Based on that insight, she took a small step forward. She used a prototyping move to test her core idea to see if it resonated. She wrote a 50-page paper reframing the merger as a systemic threat and sent it to the European Commission. Within a week, the Commission responded and issued objections. A few months later, Amazon and iRobot abandoned the deal.
She was one person against one of the world’s most powerful companies, and the only way to succeed was to influence one of the largest regulatory institutions, the EU Commission.
At first glance, it looks like a moonshot, the kind of challenge that would take years of lobbying and armies of lawyers. But here’s the truth: it wasn’t a moonshot at all. It was a roof-shot — a well-aimed, achievable effort that produced a giant, system-level impact.
From Innovation-ish Mindset Lessons to Global Activism
She doesn’t call her work activism.
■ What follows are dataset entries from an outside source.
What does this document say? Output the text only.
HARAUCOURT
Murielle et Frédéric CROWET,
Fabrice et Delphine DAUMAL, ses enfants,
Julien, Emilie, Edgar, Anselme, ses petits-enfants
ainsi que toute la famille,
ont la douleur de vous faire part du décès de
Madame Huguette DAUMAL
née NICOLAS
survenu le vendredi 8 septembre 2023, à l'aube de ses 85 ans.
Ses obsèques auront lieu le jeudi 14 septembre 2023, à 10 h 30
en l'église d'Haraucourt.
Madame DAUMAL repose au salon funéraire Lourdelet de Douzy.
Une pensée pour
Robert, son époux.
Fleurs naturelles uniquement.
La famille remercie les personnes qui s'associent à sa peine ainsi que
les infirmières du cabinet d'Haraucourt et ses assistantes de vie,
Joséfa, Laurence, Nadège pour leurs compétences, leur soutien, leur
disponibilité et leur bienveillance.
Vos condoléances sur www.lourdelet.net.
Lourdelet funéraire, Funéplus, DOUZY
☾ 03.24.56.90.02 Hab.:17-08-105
She calls it design. “I’m simply designing level playing fields for new entrants,” she says.
That framing is no accident. It comes directly from the Innovation-ish approach of creating breakthrough solutions of all kinds from products to problems of power, policy, and fairness.
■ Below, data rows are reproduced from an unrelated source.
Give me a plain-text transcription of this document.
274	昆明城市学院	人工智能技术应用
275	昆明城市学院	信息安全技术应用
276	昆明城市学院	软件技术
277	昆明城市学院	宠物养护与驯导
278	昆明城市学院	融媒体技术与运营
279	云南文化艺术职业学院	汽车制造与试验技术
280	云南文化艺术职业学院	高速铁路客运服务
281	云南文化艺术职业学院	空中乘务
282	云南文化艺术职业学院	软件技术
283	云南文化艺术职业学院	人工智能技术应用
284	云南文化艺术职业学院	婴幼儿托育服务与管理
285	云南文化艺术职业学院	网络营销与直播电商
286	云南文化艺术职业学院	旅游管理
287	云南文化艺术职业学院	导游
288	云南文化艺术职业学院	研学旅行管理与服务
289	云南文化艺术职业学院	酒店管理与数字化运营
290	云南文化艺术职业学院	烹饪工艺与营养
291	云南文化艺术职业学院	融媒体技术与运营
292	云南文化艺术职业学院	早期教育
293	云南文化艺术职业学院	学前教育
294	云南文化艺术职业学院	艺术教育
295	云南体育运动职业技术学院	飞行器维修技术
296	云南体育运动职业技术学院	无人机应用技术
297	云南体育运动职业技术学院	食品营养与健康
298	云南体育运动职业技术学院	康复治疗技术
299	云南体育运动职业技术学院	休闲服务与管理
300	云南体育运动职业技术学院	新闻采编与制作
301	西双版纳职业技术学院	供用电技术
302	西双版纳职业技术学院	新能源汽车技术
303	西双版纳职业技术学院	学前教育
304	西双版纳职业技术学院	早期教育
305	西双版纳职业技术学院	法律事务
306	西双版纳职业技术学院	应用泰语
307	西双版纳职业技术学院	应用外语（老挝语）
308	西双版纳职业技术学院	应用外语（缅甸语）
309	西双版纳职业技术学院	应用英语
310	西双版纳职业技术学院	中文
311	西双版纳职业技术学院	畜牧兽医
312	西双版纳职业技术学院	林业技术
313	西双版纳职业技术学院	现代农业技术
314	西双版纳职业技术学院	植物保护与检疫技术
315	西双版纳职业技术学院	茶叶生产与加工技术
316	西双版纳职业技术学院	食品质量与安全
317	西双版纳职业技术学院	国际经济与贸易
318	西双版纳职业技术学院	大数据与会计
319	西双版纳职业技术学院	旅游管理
The Innovation-ish mindsets she practiced in class became the foundation for her activism:
Insights Mindset: Reframing the question. Regulators asked, “Does this harm competition in vacuums?” She asked, “Why would Amazon sell the vacuums at a loss?”
Iterations Mindset: Prototyping her perspective through the 50-page paper — testing whether her reframing would resonate.
Implications Mindset: Mapping system-level consequences, much like ecologists track how one change cascades through an ecosystem. She asked, “What ripple effects will this create across logistics, cloud, and IoT?”
Inspirations Mindset: Telling a story that regulators could act on. Instead of fighting a merger, she invited them to see a bigger picture of leveling the playing field.
Redefining What’s Possible
At first, the thought of taking on Amazon and the EU Commission might seem impossible. But her story proves that a breakthrough idea doesn’t always require moonshots. Sometimes, a targeted roof-shot based on the right insights can create global impact.
That’s the essence of being Innovation-ish: real people making small moves, intentionally chosen using the six innovation-ish mindsets, applied to the real world’s biggest challenges.
Moonshots will always inspire us. But as her story shows, never underestimate the power of a well-aimed roof-shot.
From Apathy to Action
Today, when global problems can feel overwhelming, we need more people who think this way. Policymakers, entrepreneurs, and activists can apply Innovation-ish mindsets to uncover hidden consequences, frame problems differently, and make small moves that build momentum.
What’s the big challenge you want to take on, but feels too big. You don’t need an army of lawyers or infinite resources to make change. You just need to change your mindset and think differently. Then, you can take your shot.